KL Notes
Our long weekend in KL was exceedingly pleasant but not particularly blogworthy. I’m just writing my notes here for future reference, but if you’re after more interesting stuff I promise to try and post my Pulau Ubin photo of a scary witch-face rock fairly soon.
Ate well: yummy chicken porridge on Jalan Alor, great pork ball noodles and poh piah on Jalan Imbi, the biggest otak piece I’ve ever seen in my life at Madam Kwan’s (thanks Benny!), sublimely moreish joo hoo char at Old China Cafe, fun at Kim Gary’s with Macau pork sandwiches (thanks to umami’s review) and boiled Coke with ginger, and last but by no means least, Nando’s. I know Nando’s isn’t particularly Malaysian but as far as I know there aren’t any branches in Singapore, and we like it lots.
Sightsaw slightly: Ogled the Petronas towers like everybody else, wandered from mass at St John’s cathedral past the Masjid Jamek (beautiful mosque, pity about the overwhelming smell of sewage) and Merdeka Square, then down the Petaling Street market crush where I found it laughable that anyone would actually buy anything.
Shopped badly: like many other intense sensual experiences, this second shopping trip to Sungei Wang just didn’t live up to the first.
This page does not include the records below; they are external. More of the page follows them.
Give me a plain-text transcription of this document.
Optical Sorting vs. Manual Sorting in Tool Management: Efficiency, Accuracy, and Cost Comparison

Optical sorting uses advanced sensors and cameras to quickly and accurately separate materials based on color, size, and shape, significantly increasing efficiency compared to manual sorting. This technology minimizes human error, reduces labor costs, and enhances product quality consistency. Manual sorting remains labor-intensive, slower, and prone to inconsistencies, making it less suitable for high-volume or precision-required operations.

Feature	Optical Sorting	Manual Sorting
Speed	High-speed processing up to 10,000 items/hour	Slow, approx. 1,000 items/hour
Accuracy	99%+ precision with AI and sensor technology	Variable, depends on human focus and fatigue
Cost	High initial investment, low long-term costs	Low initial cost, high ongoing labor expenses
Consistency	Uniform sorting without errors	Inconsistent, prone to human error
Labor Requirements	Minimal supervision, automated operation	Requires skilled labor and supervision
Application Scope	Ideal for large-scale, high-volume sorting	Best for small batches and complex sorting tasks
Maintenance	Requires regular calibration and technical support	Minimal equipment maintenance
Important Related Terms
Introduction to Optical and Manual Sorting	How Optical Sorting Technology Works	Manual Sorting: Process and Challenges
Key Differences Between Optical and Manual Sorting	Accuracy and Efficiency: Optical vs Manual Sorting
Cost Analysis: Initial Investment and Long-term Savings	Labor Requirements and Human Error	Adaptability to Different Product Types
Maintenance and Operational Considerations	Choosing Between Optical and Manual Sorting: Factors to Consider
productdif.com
Bought nothing worth mentioning.
Met up with Benny: for dinner and a trip back to his house, during which he illustrated a few of the differences between Malaysia and Singapore. “Eh, ‘dilarang masuk’ lah!” I said, as he blithely steered his car past a big DILARANG MASUK sign. “This is Malaysia lah!” Benny said, “The sign only means you shouldn’t enter, not that you cannot enter.”
Generally took things easy: Sleeping in hostels formerly used for housing refugees (Zagreb), backtracking from irrelevant bus stops along Polish highways in search of unpronounceably named salt mines and national parks, exploring the ruins of Ayutthaya on foot in the blazing sun – these things are for other holidays. In KL we take cabs, feel no compulsion to seek out “culturally enriching experiences”, and sleep till noon every day. Quite a refreshing way to holiday, once in a while.